(From the Archives by Stephen Kelley, The People’s Defender 1983)
In last week’s column we mentioned that Jabez Eagle’s second wife was John Naylor’s daughter, Mary FiLoma. John was a native Adams Countian, born on the old Naylor farm on Gift Ridge in 1823. He was married to Elizabeth Ruth Denning in 1848. They continued to reside on his father’s farm until 1854 when they moved to West Union. The Naylors were the parents of four children, Mary F., Virginia, Rebecca and Albert Quincy. During the War between the States, John served as corporal in the Second Independent Battery of the Ohio Volunteer Light Artillery. This company was activated for a period of only sixty-three days and guarded rebel prisoners of war on Johnson’s Island on Lake Erie. This was the same unit for which John’s future son in law, Jabez Eagle, had been recruited but rejected.
Naylor also served for a short time as Second Lieutenant in a recruiting company in the 70th Ohio Volunteer Infantry. Sometime after the Civil War, John Naylor began operating a hack. A hack was a horse drawn covered carriage equipped to transport several persons, similar to modern day buses. John’s hack traveled on a daily basis between West Union and Manchester stopping at Bentonville. Traveling an incredible five miles per hour, it left the county seat at 7:30 in the morning, reached Bentonville one hour later, and Manchester, one hour after that. It departed Manchester at 2:00 that afternoon and arrived in West Union at 4 o’clock.. John Naylor’s wife, Elizabeth, died in 1858. Less than two years later, in January 1860, he married nineteen-year-old Emma Jane Eagle. Emma was the daughter of Jabez Eagle and his first wife, Maria Grooms. There were seven children born to this union. When this marriage occurred, Emma Jane became the stepmother to Mary F. Naylor.

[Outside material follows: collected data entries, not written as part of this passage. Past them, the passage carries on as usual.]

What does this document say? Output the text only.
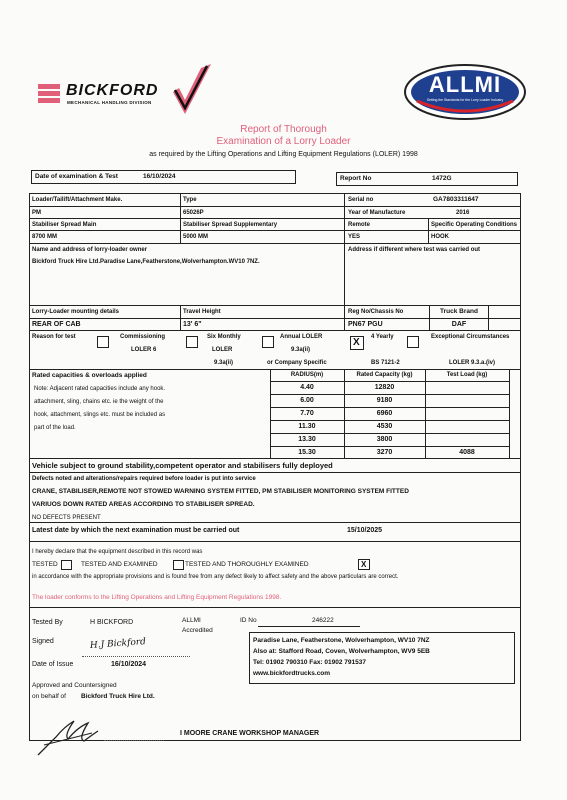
BICKFORD
MECHANICAL HANDLING DIVISION
ALLMI
Setting the Standards for the Lorry Loader Industry
Report of Thorough
Examination of a Lorry Loader
as required by the Lifting Operations and Lifting Equipment Regulations (LOLER) 1998
Date of examination & Test	16/10/2024	Report No	1472G
Loader/Tailift/Attachment Make.
PM
Type
65026P
Serial no	GA7803311647
Year of Manufacture	2016
Stabiliser Spread Main
8700 MM
Stabiliser Spread Supplementary
5000 MM
Remote
YES
Specific Operating Conditions
HOOK
Name and address of lorry-loader owner
Bickford Truck Hire Ltd.Paradise Lane,Featherstone,Wolverhampton.WV10 7NZ.
Address if different where test was carried out
Lorry-Loader mounting details
REAR OF CAB
Travel Height
13' 6"
Reg No/Chassis No
PN67 PGU
Truck Brand
DAF
Reason for test	Commissioning
LOLER 6
Six Monthly
LOLER
9.3a(ii)
Annual LOLER
9.3a(ii)
or Company Specific
X 4 Yearly
BS 7121-2
Exceptional Circumstances
LOLER 9.3.a.(iv)
Rated capacities & overloads applied
Note: Adjacent rated capacities include any hook.
attachment, sling, chains etc. ie the weight of the
hook, attachment, slings etc. must be included as
part of the load.
RADIUS(m)	Rated Capacity (kg)	Test Load (kg)
4.40	12820
6.00	9180
7.70	6960
11.30	4530
13.30	3800
15.30	3270	4088
Vehicle subject to ground stability,competent operator and stabilisers fully deployed
Defects noted and alterations/repairs required before loader is put into service
CRANE, STABILISER,REMOTE NOT STOWED WARNING SYSTEM FITTED, PM STABILISER MONITORING SYSTEM FITTED
VARIUOS DOWN RATED AREAS ACCORDING TO STABILISER SPREAD.
NO DEFECTS PRESENT
Latest date by which the next examination must be carried out	15/10/2025
I hereby declare that the equipment described in this record was
TESTED	TESTED AND EXAMINED	TESTED AND THOROUGHLY EXAMINED	X
in accordance with the appropriate provisions and is found free from any defect likely to affect safety and the above particulars are correct.
The loader conforms to the Lifting Operations and Lifting Equipment Regulations 1998.
Tested By	H BICKFORD	ALLMI
Accredited
ID No	246222
Signed	H.J Bickford
Date of Issue	16/10/2024
Paradise Lane, Featherstone, Wolverhampton, WV10 7NZ
Also at: Stafford Road, Coven, Wolverhampton, WV9 5EB
Tel: 01902 790310 Fax: 01902 791537
www.bickfordtrucks.com
Approved and Countersigned
on behalf of Bickford Truck Hire Ltd.
I MOORE CRANE WORKSHOP MANAGER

Eighteen years later, Mary Naylor married Jabez Eagle, turning the tables on Emma becoming Emma’s stepmother in return. Each girl had married the other girl’s father. This unique situation made Jabez and John each other’s son-in-law as well as each other’s father-in-law. The children by each man’s second marriage became double aunts/uncles and or nephews/nieces, whichever they preferred. To further confuse you, when Emma Jane Eagle married John Naylor, she became the stepmother to John’s four children by his first marriage. When one of these stepchildren, Mary F., married Emma’s father, Jabez Eagle, Emma became her own father’s stepmother-in-law. The reverse would hold true for Mary Naylor Eagle.